We arrived in Niagara Falls at around 3 a.m. and spent half of the next day there. Driving a total of 2000 miles, we then proceeded to spend the next eight days in Boston; Worchester, MA; New Haven, CT; New York City; Philadelphia, PA; and Pittsburgh. I visited several colleges, and while not visiting colleges, we were eating. We revisited our favorite Chinese restaurant in Boston, East Ocean City, tried Shake Shack for the first time and ate at the first pizzeria in the United States.
After going on the road trip, I went on an overnight retreat for my school. Again, as we were told to reflect on our summer and our lives, I couldn’t help but think of the relationships I formed with the people at cherubs.

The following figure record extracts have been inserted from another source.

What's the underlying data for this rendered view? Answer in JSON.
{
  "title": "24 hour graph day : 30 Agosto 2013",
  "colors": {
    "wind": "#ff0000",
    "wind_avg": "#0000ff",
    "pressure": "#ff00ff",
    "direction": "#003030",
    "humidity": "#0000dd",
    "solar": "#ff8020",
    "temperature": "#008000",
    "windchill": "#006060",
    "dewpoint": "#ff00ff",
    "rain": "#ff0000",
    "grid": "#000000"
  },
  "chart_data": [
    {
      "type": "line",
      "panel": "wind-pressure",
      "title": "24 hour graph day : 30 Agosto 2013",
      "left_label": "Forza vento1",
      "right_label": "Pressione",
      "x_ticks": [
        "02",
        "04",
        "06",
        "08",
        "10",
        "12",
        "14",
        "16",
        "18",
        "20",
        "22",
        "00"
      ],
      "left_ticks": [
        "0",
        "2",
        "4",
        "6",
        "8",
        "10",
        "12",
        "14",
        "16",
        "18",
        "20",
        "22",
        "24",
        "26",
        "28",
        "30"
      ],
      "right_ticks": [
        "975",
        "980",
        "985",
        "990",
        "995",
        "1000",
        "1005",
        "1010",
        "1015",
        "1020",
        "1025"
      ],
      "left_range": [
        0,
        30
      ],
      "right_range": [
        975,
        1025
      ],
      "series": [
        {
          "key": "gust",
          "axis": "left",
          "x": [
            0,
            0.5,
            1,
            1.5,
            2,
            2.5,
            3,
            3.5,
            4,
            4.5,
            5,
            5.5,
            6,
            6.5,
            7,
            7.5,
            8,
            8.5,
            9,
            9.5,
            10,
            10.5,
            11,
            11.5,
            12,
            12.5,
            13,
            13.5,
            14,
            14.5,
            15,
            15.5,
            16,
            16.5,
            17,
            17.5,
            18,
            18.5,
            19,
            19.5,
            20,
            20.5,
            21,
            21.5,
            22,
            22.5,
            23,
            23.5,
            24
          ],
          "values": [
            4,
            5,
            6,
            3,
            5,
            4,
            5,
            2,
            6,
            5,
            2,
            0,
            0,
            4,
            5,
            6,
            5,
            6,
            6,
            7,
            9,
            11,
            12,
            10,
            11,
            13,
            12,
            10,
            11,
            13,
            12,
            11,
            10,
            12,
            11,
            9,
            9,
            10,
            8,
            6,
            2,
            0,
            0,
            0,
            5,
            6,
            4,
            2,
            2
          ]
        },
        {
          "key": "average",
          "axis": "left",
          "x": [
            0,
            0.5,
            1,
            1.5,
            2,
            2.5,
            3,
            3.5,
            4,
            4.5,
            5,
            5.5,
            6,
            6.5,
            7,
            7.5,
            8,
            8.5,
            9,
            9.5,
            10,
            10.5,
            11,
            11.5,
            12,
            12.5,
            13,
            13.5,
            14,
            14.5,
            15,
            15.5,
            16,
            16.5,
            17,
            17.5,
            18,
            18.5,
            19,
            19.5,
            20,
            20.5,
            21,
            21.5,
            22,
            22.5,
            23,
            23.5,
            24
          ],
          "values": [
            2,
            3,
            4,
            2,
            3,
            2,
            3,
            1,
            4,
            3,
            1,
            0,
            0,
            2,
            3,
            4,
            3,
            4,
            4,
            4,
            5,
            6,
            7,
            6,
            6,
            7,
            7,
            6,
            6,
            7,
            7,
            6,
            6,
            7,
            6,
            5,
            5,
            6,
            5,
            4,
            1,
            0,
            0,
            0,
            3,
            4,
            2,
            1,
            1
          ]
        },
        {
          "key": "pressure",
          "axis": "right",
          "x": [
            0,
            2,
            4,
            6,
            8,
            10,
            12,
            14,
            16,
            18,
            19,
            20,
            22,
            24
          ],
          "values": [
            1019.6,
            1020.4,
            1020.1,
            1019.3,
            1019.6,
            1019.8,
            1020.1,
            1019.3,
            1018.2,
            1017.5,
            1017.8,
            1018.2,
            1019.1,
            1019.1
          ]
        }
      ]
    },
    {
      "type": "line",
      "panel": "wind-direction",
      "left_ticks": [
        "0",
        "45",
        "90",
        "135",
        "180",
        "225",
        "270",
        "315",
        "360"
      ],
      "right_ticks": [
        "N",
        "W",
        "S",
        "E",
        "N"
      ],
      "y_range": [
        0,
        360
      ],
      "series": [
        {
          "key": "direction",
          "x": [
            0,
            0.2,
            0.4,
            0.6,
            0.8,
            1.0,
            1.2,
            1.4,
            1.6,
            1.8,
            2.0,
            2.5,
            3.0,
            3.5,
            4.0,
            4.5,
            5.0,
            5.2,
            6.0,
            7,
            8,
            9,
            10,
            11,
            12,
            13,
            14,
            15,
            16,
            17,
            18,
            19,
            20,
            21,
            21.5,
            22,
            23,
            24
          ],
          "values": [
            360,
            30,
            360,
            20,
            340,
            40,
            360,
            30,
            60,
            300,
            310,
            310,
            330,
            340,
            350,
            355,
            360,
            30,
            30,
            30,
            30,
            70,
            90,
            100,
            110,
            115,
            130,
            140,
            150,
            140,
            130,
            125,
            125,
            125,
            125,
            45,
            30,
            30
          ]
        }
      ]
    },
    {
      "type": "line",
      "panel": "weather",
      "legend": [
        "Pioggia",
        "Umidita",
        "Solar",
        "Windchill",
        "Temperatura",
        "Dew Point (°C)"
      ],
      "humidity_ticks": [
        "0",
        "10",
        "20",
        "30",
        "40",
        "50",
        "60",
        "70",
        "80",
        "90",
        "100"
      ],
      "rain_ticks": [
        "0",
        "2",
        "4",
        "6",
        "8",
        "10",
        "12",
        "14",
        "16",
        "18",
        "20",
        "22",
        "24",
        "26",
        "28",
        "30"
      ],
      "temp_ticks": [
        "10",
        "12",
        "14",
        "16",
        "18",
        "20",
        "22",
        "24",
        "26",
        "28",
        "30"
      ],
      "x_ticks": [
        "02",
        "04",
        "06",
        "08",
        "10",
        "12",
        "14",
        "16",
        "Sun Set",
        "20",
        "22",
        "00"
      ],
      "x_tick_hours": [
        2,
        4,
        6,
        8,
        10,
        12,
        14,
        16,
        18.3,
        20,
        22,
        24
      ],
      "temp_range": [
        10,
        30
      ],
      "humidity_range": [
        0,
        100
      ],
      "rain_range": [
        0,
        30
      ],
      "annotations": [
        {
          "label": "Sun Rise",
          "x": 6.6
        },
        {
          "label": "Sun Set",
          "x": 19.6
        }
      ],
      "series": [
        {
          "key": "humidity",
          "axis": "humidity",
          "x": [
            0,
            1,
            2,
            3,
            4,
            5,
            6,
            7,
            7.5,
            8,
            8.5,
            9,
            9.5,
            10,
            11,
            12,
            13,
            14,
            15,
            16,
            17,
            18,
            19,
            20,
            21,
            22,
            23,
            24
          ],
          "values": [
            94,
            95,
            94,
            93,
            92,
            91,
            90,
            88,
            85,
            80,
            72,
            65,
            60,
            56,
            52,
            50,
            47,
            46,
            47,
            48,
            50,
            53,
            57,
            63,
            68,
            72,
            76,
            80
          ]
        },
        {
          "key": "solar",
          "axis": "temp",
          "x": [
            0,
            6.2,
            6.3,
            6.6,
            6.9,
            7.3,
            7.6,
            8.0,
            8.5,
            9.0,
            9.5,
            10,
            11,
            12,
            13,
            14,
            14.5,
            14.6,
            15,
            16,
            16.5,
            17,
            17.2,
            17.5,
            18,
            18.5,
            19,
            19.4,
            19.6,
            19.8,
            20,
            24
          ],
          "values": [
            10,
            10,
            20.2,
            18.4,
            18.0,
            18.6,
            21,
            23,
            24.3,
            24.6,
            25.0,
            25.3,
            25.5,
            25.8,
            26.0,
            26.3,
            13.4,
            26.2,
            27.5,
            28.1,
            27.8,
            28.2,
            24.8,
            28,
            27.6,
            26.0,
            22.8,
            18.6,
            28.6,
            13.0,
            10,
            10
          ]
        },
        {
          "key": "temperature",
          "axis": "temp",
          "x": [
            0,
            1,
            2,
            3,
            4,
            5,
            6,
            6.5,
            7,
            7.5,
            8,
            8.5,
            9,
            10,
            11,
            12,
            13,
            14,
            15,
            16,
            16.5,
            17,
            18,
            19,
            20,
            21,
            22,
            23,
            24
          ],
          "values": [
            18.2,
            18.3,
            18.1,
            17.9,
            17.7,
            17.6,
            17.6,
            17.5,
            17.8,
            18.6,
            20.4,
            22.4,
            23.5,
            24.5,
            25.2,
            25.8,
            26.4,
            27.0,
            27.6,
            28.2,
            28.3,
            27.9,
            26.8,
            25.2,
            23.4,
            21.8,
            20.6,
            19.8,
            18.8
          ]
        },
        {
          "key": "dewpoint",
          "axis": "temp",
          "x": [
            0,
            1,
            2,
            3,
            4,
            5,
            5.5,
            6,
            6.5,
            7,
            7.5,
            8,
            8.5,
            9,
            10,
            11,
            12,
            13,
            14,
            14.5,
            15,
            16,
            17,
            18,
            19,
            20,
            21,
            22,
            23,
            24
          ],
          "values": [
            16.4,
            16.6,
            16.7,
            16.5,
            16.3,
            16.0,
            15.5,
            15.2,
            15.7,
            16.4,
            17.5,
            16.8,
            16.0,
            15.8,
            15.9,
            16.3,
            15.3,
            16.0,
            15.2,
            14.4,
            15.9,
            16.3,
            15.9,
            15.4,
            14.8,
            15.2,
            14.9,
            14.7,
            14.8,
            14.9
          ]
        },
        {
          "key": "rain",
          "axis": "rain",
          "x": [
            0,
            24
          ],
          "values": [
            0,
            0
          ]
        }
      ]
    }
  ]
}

One of my summer reading books was The Things They Carried by Tim O’Brien. And one thing that I carried with me on the first day of school was the experiences I had at cherubs and how I can now see journalism connections in literally (sorry, John) all parts of my life. Cherubs manifested itself once again when I pitched my trend story to the editor of the “Daily Herald.” After about two weeks of edits, it got published. Being successful in pitching and publishing my story is one of my greatest accomplishments to date, but I have cherubs to thank for that.
It’s now August 29, almost one full month since Medill cherubs ended, but the memories are still fresh in my mind. I’m back in school again, trying to find a routine, and it feels like I never left. But at the same time, it’s funny how random memories of J. Crew or times in the Big Screening Room (BSR) pop into my mind while I’m in school. Cherubs was an true and real experience that I will remember forever.